When I first started antiretroviral therapy nearly 20 years ago, I would watch my T-cells like a hawk. Initially they hovered at around 500, and since I was experiencing repeated episodes of oral thrush, therapy at that time was recommended. After I started on drugs, my CD4 count shot up to about 800, and I felt victorious, as though I had won the “HIV” lottery.

The numbers quickly fell back down to 500, though, and I thought maybe I had read the numbers on my lottery ticket incorrectly, and that I had actually been given a losing ticket instead. And as those numbers continued to steadily creep down, down, down over the next few years, I began to feel really, really cheated—in fact, I felt robbed.
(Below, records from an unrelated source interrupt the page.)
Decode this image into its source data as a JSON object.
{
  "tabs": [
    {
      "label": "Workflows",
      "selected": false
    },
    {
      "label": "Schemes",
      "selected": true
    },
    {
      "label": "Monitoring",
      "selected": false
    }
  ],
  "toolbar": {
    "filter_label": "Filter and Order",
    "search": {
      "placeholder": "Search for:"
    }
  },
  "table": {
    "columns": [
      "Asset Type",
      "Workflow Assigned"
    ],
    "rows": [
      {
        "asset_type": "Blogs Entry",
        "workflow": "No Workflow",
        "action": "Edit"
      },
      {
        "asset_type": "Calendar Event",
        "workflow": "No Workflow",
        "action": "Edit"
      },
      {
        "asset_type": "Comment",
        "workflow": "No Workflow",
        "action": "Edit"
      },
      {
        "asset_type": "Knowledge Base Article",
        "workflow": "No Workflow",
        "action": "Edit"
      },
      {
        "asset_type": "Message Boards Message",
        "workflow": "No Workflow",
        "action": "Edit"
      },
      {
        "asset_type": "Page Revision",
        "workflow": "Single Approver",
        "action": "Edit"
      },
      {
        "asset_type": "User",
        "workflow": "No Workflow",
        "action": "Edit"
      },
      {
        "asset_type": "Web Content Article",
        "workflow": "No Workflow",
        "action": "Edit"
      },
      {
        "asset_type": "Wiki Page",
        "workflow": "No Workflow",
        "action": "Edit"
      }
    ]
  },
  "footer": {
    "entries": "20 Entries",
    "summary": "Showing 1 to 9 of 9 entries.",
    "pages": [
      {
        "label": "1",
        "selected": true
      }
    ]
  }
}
Those absolute numbers seemed so very important to me at the time, because I had learned that they were a measurement of how my immune system was functioning, and I have a virus which compromises the immune system. But the funny thing was, it was just a number. I felt pretty much the same, physically. A few skin rashes with the occasional bout of thrush, but otherwise, that was about it.

I have learned—at least for myself—that it is a very tricky game, this numbers game.

I decided very early on to put the numbers in their place, so to speak. I realized that they indeed had their place, and that they served their function, so I gave them their due. But I also learned not to invest too much power in them, or risk falling into despair over the fact that my body was failing me, so that it then became this vicious cycle that fed off of itself, kind of a catch-22 with the virus, if you will.

Yes, it was important to take the tests, and yes, it was important to get the results, but, no, I couldn’t give in to what they were actually telling me, that I was getting sicker and weaker every day. If I had taken those numbers at face value, I probably would have convinced myself to stop taking the drugs, thinking they weren’t doing me any good anyway.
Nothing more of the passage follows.